Patterns of plasma glucagon dynamics do not match metabolic phenotypes in young women.
J Clin Endocrinol Metab. 2017 Dec 13;:
Authors: Gar C, Rottenkolber M, Sacco V, Moschko S, Banning F, Hesse N, Popp D, Hübener C, Seissler J, Lechner A
Abstract
Context: The role of hyperglucagonemia in type 2 diabetes is still debated.
Objective: We analyzed glucagon dynamics during oral glucose tolerance testing (oGTT) in young women with 1 out of 3 metabolic phenotypes: healthy control (normoglycemic after a normoglycemic pregnancy); normoglycemic high-risk (normoglycemic after a pregnancy complicated by gestational diabetes); and prediabetes/screening-diagnosed T2D. We asked if glucagon patterns were homogeneous within the metabolic phenotypes.
Design and Setting: 5-point oGTT; sandwich ELISA for glucagon; functional data analysis with unsupervised clustering.

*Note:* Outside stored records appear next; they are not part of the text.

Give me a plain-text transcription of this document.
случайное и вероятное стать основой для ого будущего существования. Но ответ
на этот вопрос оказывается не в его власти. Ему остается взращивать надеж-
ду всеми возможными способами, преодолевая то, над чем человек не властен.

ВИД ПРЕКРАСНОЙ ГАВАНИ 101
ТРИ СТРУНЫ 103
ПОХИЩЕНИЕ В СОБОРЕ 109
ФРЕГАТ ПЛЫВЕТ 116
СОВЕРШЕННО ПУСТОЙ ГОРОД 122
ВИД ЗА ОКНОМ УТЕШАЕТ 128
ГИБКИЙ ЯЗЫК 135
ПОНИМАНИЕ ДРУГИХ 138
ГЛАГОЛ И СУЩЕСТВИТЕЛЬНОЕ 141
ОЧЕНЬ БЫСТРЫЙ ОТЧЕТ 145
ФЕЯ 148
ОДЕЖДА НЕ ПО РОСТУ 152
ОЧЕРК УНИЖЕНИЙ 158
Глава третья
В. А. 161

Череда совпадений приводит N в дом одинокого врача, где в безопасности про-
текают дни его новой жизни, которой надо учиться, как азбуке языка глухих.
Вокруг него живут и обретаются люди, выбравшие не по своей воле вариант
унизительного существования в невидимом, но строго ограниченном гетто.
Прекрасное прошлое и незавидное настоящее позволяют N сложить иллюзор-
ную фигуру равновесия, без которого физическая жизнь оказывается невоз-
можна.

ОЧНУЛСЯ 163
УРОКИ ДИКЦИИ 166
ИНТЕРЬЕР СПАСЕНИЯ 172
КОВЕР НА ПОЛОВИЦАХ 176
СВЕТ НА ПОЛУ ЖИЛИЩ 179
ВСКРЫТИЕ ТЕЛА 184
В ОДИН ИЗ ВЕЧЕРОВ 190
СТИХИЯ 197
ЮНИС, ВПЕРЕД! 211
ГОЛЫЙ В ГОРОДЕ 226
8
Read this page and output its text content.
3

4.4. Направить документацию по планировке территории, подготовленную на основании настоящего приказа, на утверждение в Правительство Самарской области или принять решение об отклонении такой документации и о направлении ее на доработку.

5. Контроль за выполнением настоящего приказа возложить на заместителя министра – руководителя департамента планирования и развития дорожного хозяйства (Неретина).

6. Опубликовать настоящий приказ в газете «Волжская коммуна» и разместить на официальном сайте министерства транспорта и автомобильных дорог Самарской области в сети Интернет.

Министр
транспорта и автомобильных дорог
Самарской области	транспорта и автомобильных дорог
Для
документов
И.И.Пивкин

Participants: Cross-sectional analysis of 285 women from the mono-center observational study PPSDiab ("Prediction, Prevention and Subclassification of gestational and type 2 Diabetes"), recruited between November 2011 and May 2016.
Results: We found 4 patterns of glucagon dynamics that did not match the metabolic phenotypes. Elevated fasting glucagon and delayed glucagon suppression was overrepresented with prediabetes/diabetes, but this was only detected in 21% of this group. It also occurred in 8% of the control group.
Conclusions: We conclude that hyperglucagonemia may contribute to type 2 diabetes in a subgroup of affected individuals but that it is not a sine qua non for the disease. This should be taken into account in future pathophysiological studies and when testing pharmacotherapies addressing glucagon signaling.